The next time you have nothing prepared for your critique meeting, (it happens to all of us at times) cancel your thoughts about the poem you planned to perfect or chapter you wanted to finish. If you’re under pressure from outside sources, take a break from serious writing. Think fun instead. For example, play Flyspecks.

A Creative Writing Activity:

Flyspecks, Briefs, Minis, Midges, Pygmies, or whatever you want to name yours, are prompts in a file or notebook you’ve set up. When squeezed for writing time, select three or less and write no more than 150 words inspired by the prompt. Have fun devising your own prompts. But, just in case you need something quick today, here are ideas to start with.

  • List words you've met in reading, but rarely use yourself. Pick one. Check the definition if you need to. Use it in a sentence or short paragraph. Remember this is a creative writing activity, not middle school vocabulary homework. Don’t try to identify the meaning of the word as you write. Simply use it.

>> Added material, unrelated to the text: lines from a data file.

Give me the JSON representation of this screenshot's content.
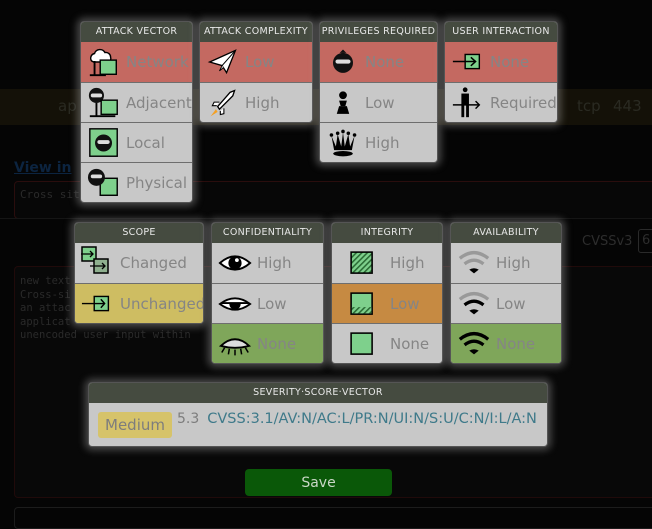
{
  "background": {
    "row_prefix": "ap",
    "protocol": "tcp",
    "port": "443",
    "link": "View in ",
    "title_input": "Cross sit",
    "cvss_label": "CVSSv3",
    "cvss_value": "6",
    "description_lines": [
      "new text",
      "Cross-si",
      "an attac",
      "applicat",
      "unencoded user input within"
    ]
  },
  "metrics": {
    "attack_vector": {
      "title": "ATTACK VECTOR",
      "options": [
        {
          "label": "Network",
          "icon": "cloud-network-icon",
          "state": "red"
        },
        {
          "label": "Adjacent",
          "icon": "hacker-network-icon",
          "state": ""
        },
        {
          "label": "Local",
          "icon": "hacker-local-icon",
          "state": ""
        },
        {
          "label": "Physical",
          "icon": "hacker-physical-icon",
          "state": ""
        }
      ]
    },
    "attack_complexity": {
      "title": "ATTACK COMPLEXITY",
      "options": [
        {
          "label": "Low",
          "icon": "paper-plane-icon",
          "state": "red"
        },
        {
          "label": "High",
          "icon": "rocket-icon",
          "state": ""
        }
      ]
    },
    "privileges_required": {
      "title": "PRIVILEGES REQUIRED",
      "options": [
        {
          "label": "None",
          "icon": "hacker-icon",
          "state": "red"
        },
        {
          "label": "Low",
          "icon": "pawn-icon",
          "state": ""
        },
        {
          "label": "High",
          "icon": "queen-icon",
          "state": ""
        }
      ]
    },
    "user_interaction": {
      "title": "USER INTERACTION",
      "options": [
        {
          "label": "None",
          "icon": "enter-box-icon",
          "state": "red"
        },
        {
          "label": "Required",
          "icon": "person-arrow-icon",
          "state": ""
        }
      ]
    },
    "scope": {
      "title": "SCOPE",
      "options": [
        {
          "label": "Changed",
          "icon": "scope-changed-icon",
          "state": ""
        },
        {
          "label": "Unchanged",
          "icon": "scope-unchanged-icon",
          "state": "yellow"
        }
      ]
    },
    "confidentiality": {
      "title": "CONFIDENTIALITY",
      "options": [
        {
          "label": "High",
          "icon": "eye-open-icon",
          "state": ""
        },
        {
          "label": "Low",
          "icon": "eye-half-icon",
          "state": ""
        },
        {
          "label": "None",
          "icon": "eye-closed-icon",
          "state": "green"
        }
      ]
    },
    "integrity": {
      "title": "INTEGRITY",
      "options": [
        {
          "label": "High",
          "icon": "square-hatched-full-icon",
          "state": ""
        },
        {
          "label": "Low",
          "icon": "square-hatched-low-icon",
          "state": "orange"
        },
        {
          "label": "None",
          "icon": "square-plain-icon",
          "state": "green-none"
        }
      ]
    },
    "availability": {
      "title": "AVAILABILITY",
      "options": [
        {
          "label": "High",
          "icon": "wifi-weak-icon",
          "state": ""
        },
        {
          "label": "Low",
          "icon": "wifi-medium-icon",
          "state": ""
        },
        {
          "label": "None",
          "icon": "wifi-full-icon",
          "state": "green"
        }
      ]
    }
  },
  "severity": {
    "title": "SEVERITY·SCORE·VECTOR",
    "rating": "Medium",
    "score": "5.3",
    "vector": "CVSS:3.1/AV:N/AC:L/PR:N/UI:N/S:U/C:N/I:L/A:N"
  },
  "save_label": "Save",
  "colors": {
    "selected_red": "#c46961",
    "selected_yellow": "#cebd62",
    "selected_orange": "#c68a42",
    "selected_green": "#7fa65a",
    "panel_header": "#454b40",
    "save_button": "#0a5808",
    "vector_text": "#3f7a8a"
  }
}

  • Here are words to consider if you haven’t started your own list yet. Do you recognize the words miasma and tarn? The following words are listed in one of the “Cat in the Corner” blogs: burnishing, cantilevered, duvet, encomium, harridan, incipient, irascible, maladroit, mullion, oriel, pneumatic, proffer, rheumy, simper, unguent.

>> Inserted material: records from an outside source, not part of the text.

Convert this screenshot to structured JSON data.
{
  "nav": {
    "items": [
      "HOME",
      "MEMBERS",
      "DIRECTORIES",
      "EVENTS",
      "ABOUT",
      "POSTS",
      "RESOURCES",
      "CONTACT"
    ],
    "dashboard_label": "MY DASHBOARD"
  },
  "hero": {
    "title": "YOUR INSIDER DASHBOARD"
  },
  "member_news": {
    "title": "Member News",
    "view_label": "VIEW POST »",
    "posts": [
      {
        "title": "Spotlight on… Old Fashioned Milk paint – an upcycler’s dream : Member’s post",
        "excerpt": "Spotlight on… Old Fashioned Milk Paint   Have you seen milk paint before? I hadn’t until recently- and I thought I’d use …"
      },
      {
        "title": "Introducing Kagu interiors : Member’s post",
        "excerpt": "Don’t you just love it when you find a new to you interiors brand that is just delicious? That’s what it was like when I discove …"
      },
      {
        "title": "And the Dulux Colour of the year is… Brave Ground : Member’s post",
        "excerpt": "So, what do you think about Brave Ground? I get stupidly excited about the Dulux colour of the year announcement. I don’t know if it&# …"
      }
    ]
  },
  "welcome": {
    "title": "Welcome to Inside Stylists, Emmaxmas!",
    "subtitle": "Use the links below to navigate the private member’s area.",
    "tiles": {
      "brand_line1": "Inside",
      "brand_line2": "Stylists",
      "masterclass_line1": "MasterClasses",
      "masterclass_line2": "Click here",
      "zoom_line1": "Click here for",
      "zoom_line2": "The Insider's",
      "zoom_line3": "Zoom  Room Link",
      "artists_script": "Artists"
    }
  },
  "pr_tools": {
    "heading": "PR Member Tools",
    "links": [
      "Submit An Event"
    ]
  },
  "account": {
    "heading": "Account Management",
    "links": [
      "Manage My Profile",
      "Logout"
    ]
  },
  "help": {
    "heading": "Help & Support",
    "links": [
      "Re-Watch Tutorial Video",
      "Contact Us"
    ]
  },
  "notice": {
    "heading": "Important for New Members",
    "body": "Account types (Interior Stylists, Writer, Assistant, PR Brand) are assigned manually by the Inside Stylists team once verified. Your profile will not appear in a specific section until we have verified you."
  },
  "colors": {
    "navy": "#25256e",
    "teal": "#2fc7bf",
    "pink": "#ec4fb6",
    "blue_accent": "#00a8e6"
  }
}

  • Write a brief character sketch about a person who simpers or is irascible.
  • Oscar married a harridan. Why? 
  • Mr. Blurry can’t bring himself to kill a furry little mouse. Write a 4-line verse about it.
  • Write a few lines about a story, TV show or movie you saw lately.
  • Describe a facial expression.
  • Disagree with something you read or heard recently.
  • What's a nob?
  • Disagree using humor or sarcasm. Or make a shocking statement cushioned with humor. For example, do you wonder if someone eats their children?
  • Describe a place—anything from a scenic wonder to a hoarder’s garage.
  • Is anything growing in your refrigerator?
  • Pretend you're learning English as a foreign language. Mention something that seems completely nonsensical to you.
  • What about your pet (and that could be your significant other) makes you smile, melts your heart, or invites your fury?
You have the idea, right? A good reason to commit to writing something every week: like veggies, creativity is healthful. (See my blog, Creative Thinking: Eight Great Benefits.) What that means to you is you can give yourself permission to prioritize your writing activities, even if it's a hobby. It's good for you. So go ahead and have fun.